Early Postapproval Data Support Cook's Zenith Fenestrated Graft to Treat Juxtarenal Aortic Aneurysms

August 7, 2014—Findings from an evaluation of postapproval outcomes of patients with juxtarenal aortic aneurysms treated with the Zenith fenestrated endovascular graft (Cook Medical) were published by Chandu Vemuri, MD, et al in the Journal of Vascular Surgery (2014;69:295–300). Cook Medical announced US Food and Drug Administration approval of the Zenith device in April 2012.

As summarized in the Journal of Vascular Surgery, the investigators reviewed clinical data on consecutive patients treated with the Zenith fenestrated endovascular graft in the United States at seven institutions with early commercial access from July 2012 to December 2012. Clinical outcomes and compliance to anatomic guidelines were compared with results of the United States fenestrated trial (USFT).

The investigators reported that 57 patients were treated and that there were significantly more (P < .05) patients with coronary artery disease, myocardial infarction, and preoperative renal insufficiency than in the USFT. Additionally, 36 patients (63.2%) did not meet the USFT anatomic criteria of a < 4-mm infrarenal neck. There were also significantly more mesenteric stents (13 vs 0; P < .05) used in this group than in the USFT, reflecting the greater anatomic complexity found in these patients. 

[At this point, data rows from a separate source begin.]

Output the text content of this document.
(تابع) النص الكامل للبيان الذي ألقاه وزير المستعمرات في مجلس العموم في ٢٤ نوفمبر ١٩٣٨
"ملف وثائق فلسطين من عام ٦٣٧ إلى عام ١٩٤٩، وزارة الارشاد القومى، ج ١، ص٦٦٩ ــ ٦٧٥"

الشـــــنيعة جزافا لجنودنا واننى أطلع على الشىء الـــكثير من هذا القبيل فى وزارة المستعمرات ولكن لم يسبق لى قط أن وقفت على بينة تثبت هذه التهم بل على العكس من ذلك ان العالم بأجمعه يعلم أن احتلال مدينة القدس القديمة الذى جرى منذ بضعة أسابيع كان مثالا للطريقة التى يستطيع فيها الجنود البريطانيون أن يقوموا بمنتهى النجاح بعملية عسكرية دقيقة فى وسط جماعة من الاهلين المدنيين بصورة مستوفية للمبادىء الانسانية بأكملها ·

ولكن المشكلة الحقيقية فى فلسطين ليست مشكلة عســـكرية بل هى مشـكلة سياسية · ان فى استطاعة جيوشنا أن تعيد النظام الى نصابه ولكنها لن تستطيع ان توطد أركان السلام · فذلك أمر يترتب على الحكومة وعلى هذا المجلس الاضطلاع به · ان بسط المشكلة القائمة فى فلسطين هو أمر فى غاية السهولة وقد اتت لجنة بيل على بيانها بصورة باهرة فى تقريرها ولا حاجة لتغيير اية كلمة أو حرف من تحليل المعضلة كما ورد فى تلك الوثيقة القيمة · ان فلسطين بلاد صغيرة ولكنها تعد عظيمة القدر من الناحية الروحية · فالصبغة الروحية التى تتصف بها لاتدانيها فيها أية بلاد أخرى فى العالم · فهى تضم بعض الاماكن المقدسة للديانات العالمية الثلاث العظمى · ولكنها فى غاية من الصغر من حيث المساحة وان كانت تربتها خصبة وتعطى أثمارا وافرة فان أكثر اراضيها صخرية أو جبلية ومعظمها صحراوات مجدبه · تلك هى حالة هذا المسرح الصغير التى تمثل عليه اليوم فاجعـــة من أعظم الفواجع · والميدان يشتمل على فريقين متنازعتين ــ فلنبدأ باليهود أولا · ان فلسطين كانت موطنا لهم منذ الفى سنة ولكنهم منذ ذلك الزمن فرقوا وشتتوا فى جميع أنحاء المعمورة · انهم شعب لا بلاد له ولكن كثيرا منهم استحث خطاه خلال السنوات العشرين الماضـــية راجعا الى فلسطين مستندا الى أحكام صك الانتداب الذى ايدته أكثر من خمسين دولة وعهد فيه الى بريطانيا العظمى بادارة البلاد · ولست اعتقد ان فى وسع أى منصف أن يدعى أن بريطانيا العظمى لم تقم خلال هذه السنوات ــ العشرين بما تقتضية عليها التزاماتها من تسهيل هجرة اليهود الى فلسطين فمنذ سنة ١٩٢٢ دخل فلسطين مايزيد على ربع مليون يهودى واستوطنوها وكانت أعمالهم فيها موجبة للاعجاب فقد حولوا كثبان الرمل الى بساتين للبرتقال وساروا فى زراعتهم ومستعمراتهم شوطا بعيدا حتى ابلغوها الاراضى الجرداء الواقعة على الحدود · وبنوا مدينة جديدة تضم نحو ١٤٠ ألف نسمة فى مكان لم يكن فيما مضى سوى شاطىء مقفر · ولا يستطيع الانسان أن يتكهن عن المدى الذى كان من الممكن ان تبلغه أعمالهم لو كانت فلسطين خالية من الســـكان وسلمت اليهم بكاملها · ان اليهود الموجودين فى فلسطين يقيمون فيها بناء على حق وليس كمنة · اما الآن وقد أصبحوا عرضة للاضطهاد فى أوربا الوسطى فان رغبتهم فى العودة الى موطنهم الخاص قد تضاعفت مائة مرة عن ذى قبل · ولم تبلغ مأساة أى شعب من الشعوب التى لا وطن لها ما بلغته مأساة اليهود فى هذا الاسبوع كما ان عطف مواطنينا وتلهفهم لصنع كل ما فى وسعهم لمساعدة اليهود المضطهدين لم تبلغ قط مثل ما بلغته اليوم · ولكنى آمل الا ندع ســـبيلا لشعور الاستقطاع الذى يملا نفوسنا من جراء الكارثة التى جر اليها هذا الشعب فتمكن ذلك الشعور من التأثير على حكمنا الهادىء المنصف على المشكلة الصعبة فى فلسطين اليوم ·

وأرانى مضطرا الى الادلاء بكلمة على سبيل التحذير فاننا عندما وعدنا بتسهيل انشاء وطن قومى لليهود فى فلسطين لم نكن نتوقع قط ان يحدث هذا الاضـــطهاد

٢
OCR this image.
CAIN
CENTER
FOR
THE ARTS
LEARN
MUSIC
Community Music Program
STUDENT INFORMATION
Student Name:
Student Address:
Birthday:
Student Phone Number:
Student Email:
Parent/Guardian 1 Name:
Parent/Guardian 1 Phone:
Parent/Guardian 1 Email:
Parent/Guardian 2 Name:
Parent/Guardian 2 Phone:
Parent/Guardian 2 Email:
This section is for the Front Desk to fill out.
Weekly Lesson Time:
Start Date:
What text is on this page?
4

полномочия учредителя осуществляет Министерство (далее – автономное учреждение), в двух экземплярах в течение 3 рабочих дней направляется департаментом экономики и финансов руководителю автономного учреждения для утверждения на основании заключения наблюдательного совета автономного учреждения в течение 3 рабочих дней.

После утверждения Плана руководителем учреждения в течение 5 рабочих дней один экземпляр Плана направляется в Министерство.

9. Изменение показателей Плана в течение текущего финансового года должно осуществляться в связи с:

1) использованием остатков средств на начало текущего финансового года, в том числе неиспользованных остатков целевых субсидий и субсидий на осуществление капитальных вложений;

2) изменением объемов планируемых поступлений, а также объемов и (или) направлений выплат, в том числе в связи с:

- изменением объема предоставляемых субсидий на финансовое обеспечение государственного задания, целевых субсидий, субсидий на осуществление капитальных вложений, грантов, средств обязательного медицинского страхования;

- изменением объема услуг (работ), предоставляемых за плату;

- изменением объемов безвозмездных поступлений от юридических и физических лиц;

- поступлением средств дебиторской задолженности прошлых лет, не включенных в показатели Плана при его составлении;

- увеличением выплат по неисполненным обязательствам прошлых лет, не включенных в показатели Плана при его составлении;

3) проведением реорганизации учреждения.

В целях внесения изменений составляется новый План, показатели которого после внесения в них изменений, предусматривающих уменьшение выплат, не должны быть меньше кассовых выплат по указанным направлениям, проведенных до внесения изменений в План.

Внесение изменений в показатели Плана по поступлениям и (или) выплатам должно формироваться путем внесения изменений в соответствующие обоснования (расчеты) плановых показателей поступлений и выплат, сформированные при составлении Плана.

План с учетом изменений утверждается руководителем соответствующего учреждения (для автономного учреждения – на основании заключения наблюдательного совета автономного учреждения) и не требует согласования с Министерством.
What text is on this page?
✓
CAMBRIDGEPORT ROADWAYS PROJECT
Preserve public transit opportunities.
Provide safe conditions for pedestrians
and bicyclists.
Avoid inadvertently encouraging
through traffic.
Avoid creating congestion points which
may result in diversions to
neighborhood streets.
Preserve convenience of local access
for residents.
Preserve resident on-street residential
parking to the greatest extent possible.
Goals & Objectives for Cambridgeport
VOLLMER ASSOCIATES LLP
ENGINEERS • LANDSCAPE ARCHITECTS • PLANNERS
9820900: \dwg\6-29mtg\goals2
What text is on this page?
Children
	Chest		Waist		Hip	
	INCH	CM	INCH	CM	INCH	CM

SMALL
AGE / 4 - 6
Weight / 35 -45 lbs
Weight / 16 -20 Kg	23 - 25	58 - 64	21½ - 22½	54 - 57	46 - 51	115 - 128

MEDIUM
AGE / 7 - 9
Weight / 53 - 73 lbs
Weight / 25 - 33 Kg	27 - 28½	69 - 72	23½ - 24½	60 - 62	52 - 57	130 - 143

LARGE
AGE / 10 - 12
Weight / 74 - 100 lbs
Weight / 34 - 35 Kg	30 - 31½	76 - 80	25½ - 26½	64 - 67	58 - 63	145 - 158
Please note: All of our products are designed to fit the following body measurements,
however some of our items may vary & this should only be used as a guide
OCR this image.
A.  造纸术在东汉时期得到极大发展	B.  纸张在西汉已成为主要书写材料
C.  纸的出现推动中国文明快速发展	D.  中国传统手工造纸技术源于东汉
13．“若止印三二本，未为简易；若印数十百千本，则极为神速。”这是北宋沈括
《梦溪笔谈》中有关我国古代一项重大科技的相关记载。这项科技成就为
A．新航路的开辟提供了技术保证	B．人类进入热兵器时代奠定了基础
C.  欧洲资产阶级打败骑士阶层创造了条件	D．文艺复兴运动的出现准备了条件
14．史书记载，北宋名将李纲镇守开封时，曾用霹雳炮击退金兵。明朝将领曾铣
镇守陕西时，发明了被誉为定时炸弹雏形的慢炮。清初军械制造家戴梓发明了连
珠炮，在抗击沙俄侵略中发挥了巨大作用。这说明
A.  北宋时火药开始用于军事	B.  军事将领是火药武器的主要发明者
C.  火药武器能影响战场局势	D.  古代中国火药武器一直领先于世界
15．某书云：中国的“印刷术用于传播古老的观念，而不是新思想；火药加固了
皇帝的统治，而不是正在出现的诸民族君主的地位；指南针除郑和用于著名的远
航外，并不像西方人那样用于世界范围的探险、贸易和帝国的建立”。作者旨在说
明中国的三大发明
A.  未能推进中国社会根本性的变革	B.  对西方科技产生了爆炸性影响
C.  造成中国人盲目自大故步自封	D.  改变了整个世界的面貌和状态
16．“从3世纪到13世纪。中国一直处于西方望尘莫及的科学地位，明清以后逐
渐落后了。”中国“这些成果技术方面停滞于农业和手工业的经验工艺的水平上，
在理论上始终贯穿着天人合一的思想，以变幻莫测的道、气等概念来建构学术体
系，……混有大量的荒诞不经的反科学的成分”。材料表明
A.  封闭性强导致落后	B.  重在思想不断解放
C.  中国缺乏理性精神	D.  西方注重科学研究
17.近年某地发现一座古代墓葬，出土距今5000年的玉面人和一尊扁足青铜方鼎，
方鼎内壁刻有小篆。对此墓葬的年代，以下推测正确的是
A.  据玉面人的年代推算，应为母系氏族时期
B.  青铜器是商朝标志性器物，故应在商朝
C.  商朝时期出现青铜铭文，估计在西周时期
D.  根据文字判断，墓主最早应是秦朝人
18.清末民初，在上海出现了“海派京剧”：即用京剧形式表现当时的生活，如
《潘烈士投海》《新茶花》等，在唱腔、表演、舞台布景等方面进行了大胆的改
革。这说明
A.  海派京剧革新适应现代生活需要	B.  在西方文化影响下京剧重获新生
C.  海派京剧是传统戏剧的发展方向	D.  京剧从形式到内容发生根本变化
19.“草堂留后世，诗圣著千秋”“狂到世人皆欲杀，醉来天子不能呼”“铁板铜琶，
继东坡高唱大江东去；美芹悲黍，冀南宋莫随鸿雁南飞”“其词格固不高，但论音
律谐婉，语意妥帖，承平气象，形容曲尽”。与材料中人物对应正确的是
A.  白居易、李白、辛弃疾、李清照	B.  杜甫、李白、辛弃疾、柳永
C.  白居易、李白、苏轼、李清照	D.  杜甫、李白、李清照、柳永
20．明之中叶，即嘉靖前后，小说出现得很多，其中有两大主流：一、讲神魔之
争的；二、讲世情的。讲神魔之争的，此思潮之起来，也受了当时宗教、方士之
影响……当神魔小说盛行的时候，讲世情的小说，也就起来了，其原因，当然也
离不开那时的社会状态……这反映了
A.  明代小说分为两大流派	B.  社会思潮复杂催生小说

The total operative time was 250.2 ± 14.8 minutes, the fluoroscopy time was 68.9 ± 4.47 minutes, and the average contrast material volume was 108.6 ± 5.6 mL. Technical success was 100% in regard to aneurysm exclusion, although the left renal fenestration could not be aligned in two patients, and one patient had a kinked renal stent that was successfully restented. During this time period, there were a total of 10 endoleaks, of which, two were type III and eight were type II, the investigators found.

The investigators concluded that despite higher rates of comorbidities and more challenging anatomy, early 30-day outcomes of juxtarenal aortic aneurysms treated postapproval with the Zenith fenestrated endovascular graft compare well with USFT data. Future studies are needed to assess the durability of this treatment modality as the technology diffuses and data mature, advised the investigators in the Journal of Vascular Surgery.